Being the owner of a successful business which profits off of your children looking up to and adoring characters, especially princesses, I am fully aware that this immediately writes me off from being unbiased in the eyes of many readers. However, I can say with confidence, long before I started this business, since childhood I have always loved, looked up to and adored princesses. Guess what? It didn't ruin me in the slightest. In fact, it has been a hugely positive influence on my life in many ways. So please, hear me out as I lay out the answer to this blogpost's question.
Are Princesses good or bad role models for little girls?
Of course my answer is, GOOD. In fact, they are excellent role models. Now more than ever before.

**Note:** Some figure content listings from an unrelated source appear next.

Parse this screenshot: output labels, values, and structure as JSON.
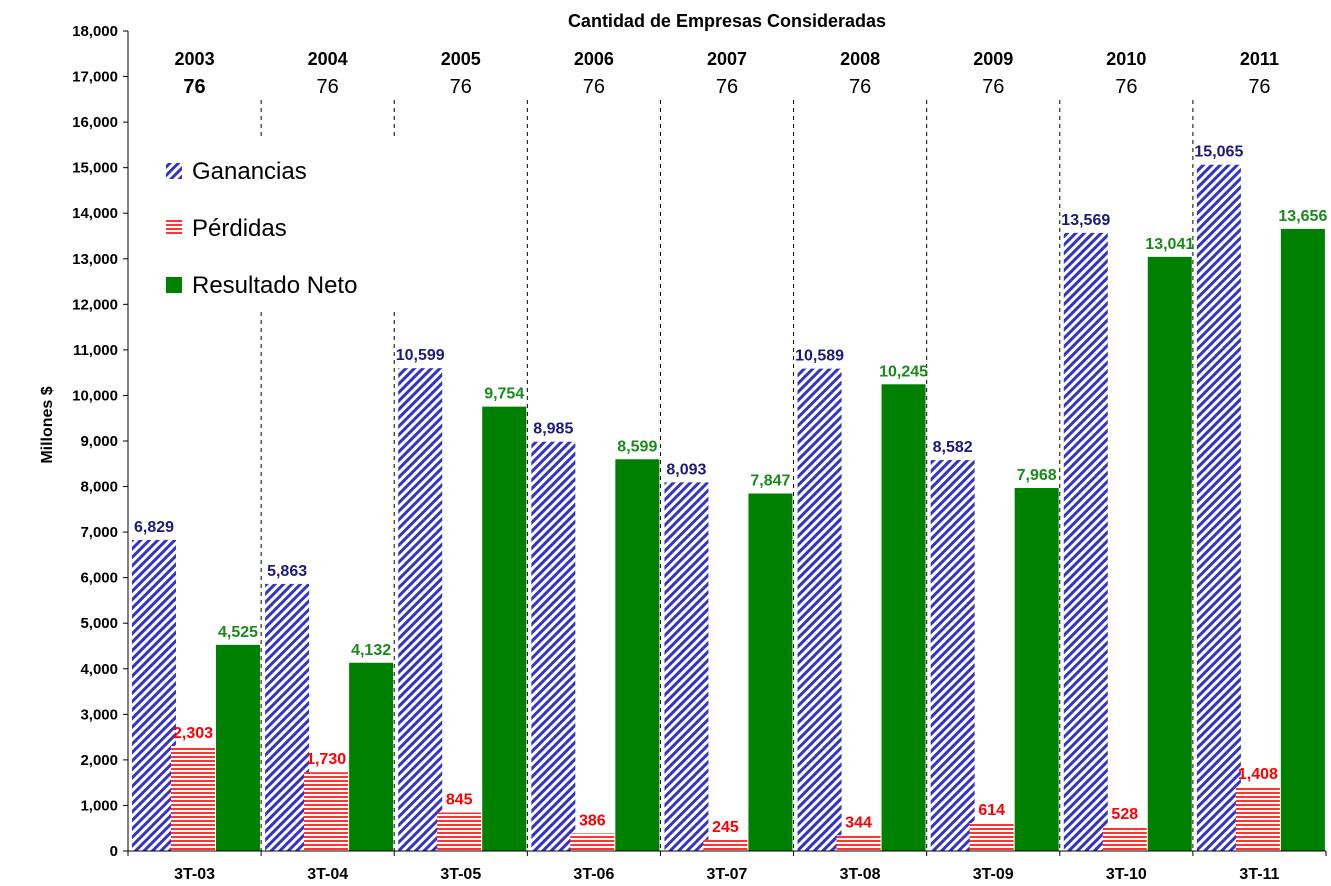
{
  "chart_data": {
    "type": "bar",
    "title": "Cantidad de Empresas Consideradas",
    "ylabel": "Millones $",
    "xlabel": "",
    "ylim": [
      0,
      18000
    ],
    "ytick_step": 1000,
    "grid": false,
    "legend_position": "top-left",
    "categories": [
      "3T-03",
      "3T-04",
      "3T-05",
      "3T-06",
      "3T-07",
      "3T-08",
      "3T-09",
      "3T-10",
      "3T-11"
    ],
    "years": [
      "2003",
      "2004",
      "2005",
      "2006",
      "2007",
      "2008",
      "2009",
      "2010",
      "2011"
    ],
    "companies": [
      "76",
      "76",
      "76",
      "76",
      "76",
      "76",
      "76",
      "76",
      "76"
    ],
    "series": [
      {
        "name": "Ganancias",
        "values": [
          6829,
          5863,
          10599,
          8985,
          8093,
          10589,
          8582,
          13569,
          15065
        ],
        "color": "#3333cc",
        "label_color": "#1a1a80",
        "pattern": "diagonal"
      },
      {
        "name": "Pérdidas",
        "values": [
          2303,
          1730,
          845,
          386,
          245,
          344,
          614,
          528,
          1408
        ],
        "color": "#ff3333",
        "label_color": "#ff0000",
        "pattern": "horizontal"
      },
      {
        "name": "Resultado Neto",
        "values": [
          4525,
          4132,
          9754,
          8599,
          7847,
          10245,
          7968,
          13041,
          13656
        ],
        "color": "#008000",
        "label_color": "#1a8a1a",
        "pattern": "solid"
      }
    ]
  }
}
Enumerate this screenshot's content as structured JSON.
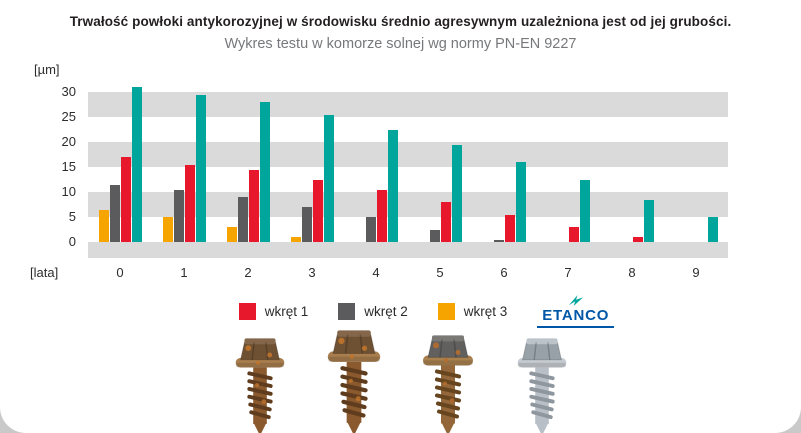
{
  "page": {
    "title": "Trwałość powłoki antykorozyjnej w środowisku średnio agresywnym uzależniona jest od jej grubości.",
    "subtitle": "Wykres testu w komorze solnej wg normy PN-EN 9227"
  },
  "chart_data": {
    "type": "bar",
    "title": "Trwałość powłoki antykorozyjnej w środowisku średnio agresywnym uzależniona jest od jej grubości.",
    "subtitle": "Wykres testu w komorze solnej wg normy PN-EN 9227",
    "ylabel": "[µm]",
    "xlabel": "[lata]",
    "categories": [
      "0",
      "1",
      "2",
      "3",
      "4",
      "5",
      "6",
      "7",
      "8",
      "9"
    ],
    "ylim": [
      0,
      32
    ],
    "yticks": [
      0,
      5,
      10,
      15,
      20,
      25,
      30
    ],
    "grid": "horizontal gray bands every 5 µm",
    "legend_position": "bottom",
    "bar_order": [
      "wkręt 3",
      "wkręt 2",
      "wkręt 1",
      "ETANCO"
    ],
    "series": [
      {
        "name": "wkręt 3",
        "color": "#f6a500",
        "values": [
          6.5,
          5,
          3,
          1,
          0,
          0,
          0,
          0,
          0,
          0
        ]
      },
      {
        "name": "wkręt 2",
        "color": "#5b5b5e",
        "values": [
          11.5,
          10.5,
          9,
          7,
          5,
          2.5,
          0.5,
          0,
          0,
          0
        ]
      },
      {
        "name": "wkręt 1",
        "color": "#e8182c",
        "values": [
          17,
          15.5,
          14.5,
          12.5,
          10.5,
          8,
          5.5,
          3,
          1,
          0
        ]
      },
      {
        "name": "ETANCO",
        "color": "#00a59b",
        "values": [
          31,
          29.5,
          28,
          25.5,
          22.5,
          19.5,
          16,
          12.5,
          8.5,
          5
        ]
      }
    ]
  },
  "legend": {
    "items": [
      {
        "label": "wkręt 1",
        "color": "#e8182c"
      },
      {
        "label": "wkręt 2",
        "color": "#5b5b5e"
      },
      {
        "label": "wkręt 3",
        "color": "#f6a500"
      }
    ],
    "brand": {
      "label": "ETANCO",
      "text_color": "#0057a8",
      "accent_color": "#00a59b"
    }
  },
  "photos": [
    {
      "name": "screw-photo-1",
      "corrosion": "heavy"
    },
    {
      "name": "screw-photo-2",
      "corrosion": "heavy"
    },
    {
      "name": "screw-photo-3",
      "corrosion": "moderate"
    },
    {
      "name": "screw-photo-4",
      "corrosion": "clean"
    }
  ]
}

Think about this for a minute. Many parents who have an issue with princesses, and refuse to "buy into the hype" over fairytales, will without a second thought, then go ahead and take their 7 year old child to a pop-concert to watch the latest singing sensation jump around on stage with every lady bit they have on show, gyrating about in the sauciest fashion to lyrics that are generally less than PG rated. But princesses, with their polite mannerisms and generally modest apparel, are considered bad role models. Interesting to say the least. In a world full of all kinds of things that try to pull our little daughters into an early sexual awakening and into a level of "maturity" in many areas that they simply should not have to face yet, princesses are the very least of our worries.

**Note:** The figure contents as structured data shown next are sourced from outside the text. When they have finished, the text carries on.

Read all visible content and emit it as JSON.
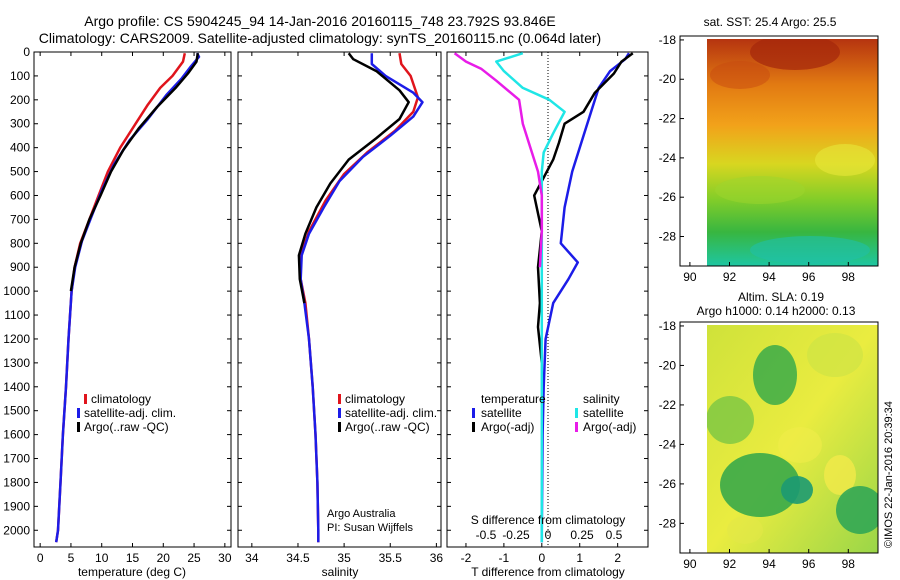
{
  "header": {
    "line1": "Argo profile: CS 5904245_94 14-Jan-2016 20160115_748 23.792S 93.846E",
    "line2": "Climatology: CARS2009. Satellite-adjusted climatology: synTS_20160115.nc (0.064d later)"
  },
  "footer": {
    "stamp": "©IMOS 22-Jan-2016 20:39:34",
    "credit1": "Argo Australia",
    "credit2": "PI: Susan Wijffels"
  },
  "colors": {
    "red": "#e0141c",
    "blue": "#1c1ce8",
    "black": "#000000",
    "cyan": "#1fe6e6",
    "magenta": "#e81ce8"
  },
  "chart_data": [
    {
      "type": "line",
      "xlabel": "temperature (deg C)",
      "ylim": [
        2070,
        0
      ],
      "xlim": [
        -1,
        31
      ],
      "xticks": [
        0,
        5,
        10,
        15,
        20,
        25,
        30
      ],
      "yticks": [
        0,
        100,
        200,
        300,
        400,
        500,
        600,
        700,
        800,
        900,
        1000,
        1100,
        1200,
        1300,
        1400,
        1500,
        1600,
        1700,
        1800,
        1900,
        2000
      ],
      "legend": [
        "climatology",
        "satellite-adj. clim.",
        "Argo(..raw -QC)"
      ],
      "series": [
        {
          "name": "climatology",
          "color": "red",
          "points": [
            [
              23.5,
              5
            ],
            [
              23.2,
              40
            ],
            [
              21.5,
              100
            ],
            [
              19.5,
              150
            ],
            [
              17.5,
              220
            ],
            [
              15.5,
              300
            ],
            [
              13,
              400
            ],
            [
              11,
              500
            ],
            [
              9.5,
              600
            ],
            [
              8,
              700
            ],
            [
              6.5,
              800
            ],
            [
              5.6,
              900
            ],
            [
              5.1,
              1000
            ],
            [
              4.6,
              1200
            ],
            [
              4.2,
              1400
            ],
            [
              3.7,
              1600
            ],
            [
              3.3,
              1800
            ],
            [
              2.9,
              2000
            ],
            [
              2.6,
              2050
            ]
          ]
        },
        {
          "name": "satellite-adj. clim.",
          "color": "blue",
          "points": [
            [
              25.5,
              5
            ],
            [
              25.8,
              20
            ],
            [
              24.5,
              60
            ],
            [
              23,
              110
            ],
            [
              20.5,
              180
            ],
            [
              17.5,
              280
            ],
            [
              14.5,
              370
            ],
            [
              12,
              470
            ],
            [
              10,
              580
            ],
            [
              8.3,
              690
            ],
            [
              6.8,
              790
            ],
            [
              5.7,
              900
            ],
            [
              5.1,
              1000
            ],
            [
              4.6,
              1200
            ],
            [
              4.2,
              1400
            ],
            [
              3.7,
              1600
            ],
            [
              3.3,
              1800
            ],
            [
              2.9,
              2000
            ],
            [
              2.6,
              2050
            ]
          ]
        },
        {
          "name": "Argo(..raw -QC)",
          "color": "black",
          "points": [
            [
              25.6,
              5
            ],
            [
              25.4,
              40
            ],
            [
              24,
              90
            ],
            [
              22,
              150
            ],
            [
              19,
              230
            ],
            [
              16,
              320
            ],
            [
              13.5,
              410
            ],
            [
              11.5,
              500
            ],
            [
              9.8,
              600
            ],
            [
              8,
              700
            ],
            [
              6.6,
              800
            ],
            [
              5.6,
              900
            ],
            [
              5,
              1000
            ]
          ]
        }
      ]
    },
    {
      "type": "line",
      "xlabel": "salinity",
      "ylim": [
        2070,
        0
      ],
      "xlim": [
        33.85,
        36.05
      ],
      "xticks": [
        34,
        34.5,
        35,
        35.5,
        36
      ],
      "xticklabels": [
        "34",
        "34.5",
        "35",
        "35.5",
        "36"
      ],
      "legend": [
        "climatology",
        "satellite-adj. clim.",
        "Argo(..raw -QC)"
      ],
      "series": [
        {
          "name": "climatology",
          "color": "red",
          "points": [
            [
              35.6,
              5
            ],
            [
              35.62,
              50
            ],
            [
              35.72,
              100
            ],
            [
              35.8,
              190
            ],
            [
              35.75,
              250
            ],
            [
              35.55,
              330
            ],
            [
              35.25,
              420
            ],
            [
              35,
              510
            ],
            [
              34.8,
              620
            ],
            [
              34.62,
              750
            ],
            [
              34.53,
              850
            ],
            [
              34.53,
              950
            ],
            [
              34.58,
              1050
            ],
            [
              34.62,
              1200
            ],
            [
              34.66,
              1400
            ],
            [
              34.69,
              1600
            ],
            [
              34.71,
              1800
            ],
            [
              34.72,
              2000
            ],
            [
              34.72,
              2050
            ]
          ]
        },
        {
          "name": "satellite-adj. clim.",
          "color": "blue",
          "points": [
            [
              35.3,
              5
            ],
            [
              35.3,
              50
            ],
            [
              35.45,
              100
            ],
            [
              35.75,
              170
            ],
            [
              35.85,
              210
            ],
            [
              35.75,
              270
            ],
            [
              35.5,
              350
            ],
            [
              35.2,
              440
            ],
            [
              34.95,
              540
            ],
            [
              34.78,
              650
            ],
            [
              34.62,
              760
            ],
            [
              34.54,
              850
            ],
            [
              34.53,
              950
            ],
            [
              34.57,
              1050
            ],
            [
              34.62,
              1200
            ],
            [
              34.66,
              1400
            ],
            [
              34.69,
              1600
            ],
            [
              34.71,
              1800
            ],
            [
              34.72,
              2000
            ],
            [
              34.72,
              2050
            ]
          ]
        },
        {
          "name": "Argo(..raw -QC)",
          "color": "black",
          "points": [
            [
              35.05,
              5
            ],
            [
              35.1,
              30
            ],
            [
              35.35,
              80
            ],
            [
              35.6,
              160
            ],
            [
              35.7,
              210
            ],
            [
              35.6,
              280
            ],
            [
              35.35,
              360
            ],
            [
              35.05,
              450
            ],
            [
              34.85,
              550
            ],
            [
              34.7,
              650
            ],
            [
              34.58,
              760
            ],
            [
              34.51,
              850
            ],
            [
              34.52,
              950
            ],
            [
              34.57,
              1050
            ]
          ]
        }
      ]
    },
    {
      "type": "line",
      "xlabel": "T difference from climatology",
      "xlabel2": "S difference from climatology",
      "ylim": [
        2070,
        0
      ],
      "xlim": [
        -2.5,
        2.8
      ],
      "xticks": [
        -2,
        -1,
        0,
        1,
        2
      ],
      "xticklabels": [
        "-2",
        "-1",
        "0",
        "1",
        "2"
      ],
      "sticks": [
        "-0.5",
        "-0.25",
        "0",
        "0.25",
        "0.5"
      ],
      "legend_titles": [
        "temperature",
        "salinity"
      ],
      "legend": [
        "satellite",
        "Argo(-adj)",
        "satellite",
        "Argo(-adj)"
      ],
      "series": [
        {
          "name": "satellite",
          "group": "temperature",
          "color": "blue",
          "points": [
            [
              2.3,
              5
            ],
            [
              2.2,
              30
            ],
            [
              1.8,
              80
            ],
            [
              1.5,
              150
            ],
            [
              1.3,
              250
            ],
            [
              1.1,
              350
            ],
            [
              0.8,
              500
            ],
            [
              0.6,
              650
            ],
            [
              0.5,
              800
            ],
            [
              0.95,
              880
            ],
            [
              0.7,
              950
            ],
            [
              0.3,
              1050
            ],
            [
              0.1,
              1200
            ],
            [
              0.05,
              1400
            ],
            [
              0.02,
              1600
            ],
            [
              0.01,
              1800
            ],
            [
              0,
              2000
            ],
            [
              0,
              2050
            ]
          ]
        },
        {
          "name": "Argo(-adj)",
          "group": "temperature",
          "color": "black",
          "points": [
            [
              2.4,
              5
            ],
            [
              2.1,
              40
            ],
            [
              1.9,
              90
            ],
            [
              1.4,
              170
            ],
            [
              1.1,
              250
            ],
            [
              0.6,
              300
            ],
            [
              0.45,
              380
            ],
            [
              0.3,
              450
            ],
            [
              -0.2,
              600
            ],
            [
              0,
              750
            ],
            [
              -0.1,
              900
            ],
            [
              -0.05,
              1050
            ],
            [
              -0.1,
              1150
            ],
            [
              0,
              1300
            ]
          ]
        },
        {
          "name": "satellite",
          "group": "salinity",
          "color": "cyan",
          "points": [
            [
              -0.5,
              5
            ],
            [
              -1.2,
              40
            ],
            [
              -1,
              80
            ],
            [
              -0.5,
              150
            ],
            [
              0.2,
              200
            ],
            [
              0.6,
              250
            ],
            [
              0.3,
              340
            ],
            [
              0.05,
              420
            ],
            [
              0,
              500
            ],
            [
              0,
              800
            ],
            [
              0,
              1200
            ],
            [
              0,
              1600
            ],
            [
              0,
              2000
            ],
            [
              0,
              2050
            ]
          ]
        },
        {
          "name": "Argo(-adj)",
          "group": "salinity",
          "color": "magenta",
          "points": [
            [
              -2.3,
              5
            ],
            [
              -2,
              40
            ],
            [
              -1.6,
              70
            ],
            [
              -1.2,
              120
            ],
            [
              -0.6,
              200
            ],
            [
              -0.5,
              300
            ],
            [
              -0.3,
              400
            ],
            [
              -0.1,
              500
            ],
            [
              0,
              600
            ],
            [
              0,
              750
            ],
            [
              -0.05,
              900
            ]
          ]
        }
      ]
    },
    {
      "type": "heatmap",
      "title": "sat. SST: 25.4 Argo: 25.5",
      "xlim": [
        89.5,
        99.5
      ],
      "ylim": [
        -29.5,
        -17.8
      ],
      "xticks": [
        90,
        92,
        94,
        96,
        98
      ],
      "yticks": [
        -28,
        -26,
        -24,
        -22,
        -20,
        -18
      ]
    },
    {
      "type": "heatmap",
      "title": "Altim. SLA: 0.19",
      "subtitle": "Argo h1000: 0.14 h2000: 0.13",
      "xlim": [
        89.5,
        99.5
      ],
      "ylim": [
        -29.5,
        -17.8
      ],
      "xticks": [
        90,
        92,
        94,
        96,
        98
      ],
      "yticks": [
        -28,
        -26,
        -24,
        -22,
        -20,
        -18
      ]
    }
  ]
}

You may have seen social media memes and phrases that have been quite popular, such as
"I blame Disney for my unrealistic expectations on both men and hair" or,
"Frozen - the first Disney movie where a female character shows you don't need a man to save you" (This is actually quite untrue). We grin at these statements and at first glance kind of subconsciously give a nod of agreement to them and move on with our day. But if we were to look realistically at thoughts like this, they are rather untrue. A cartoon isn't responsible for anything at all in a fully grown adults life. That is generally a cop out. However, this isn't the focus of this article, so moving right along from that, let's get into talking about the actual princesses as role models.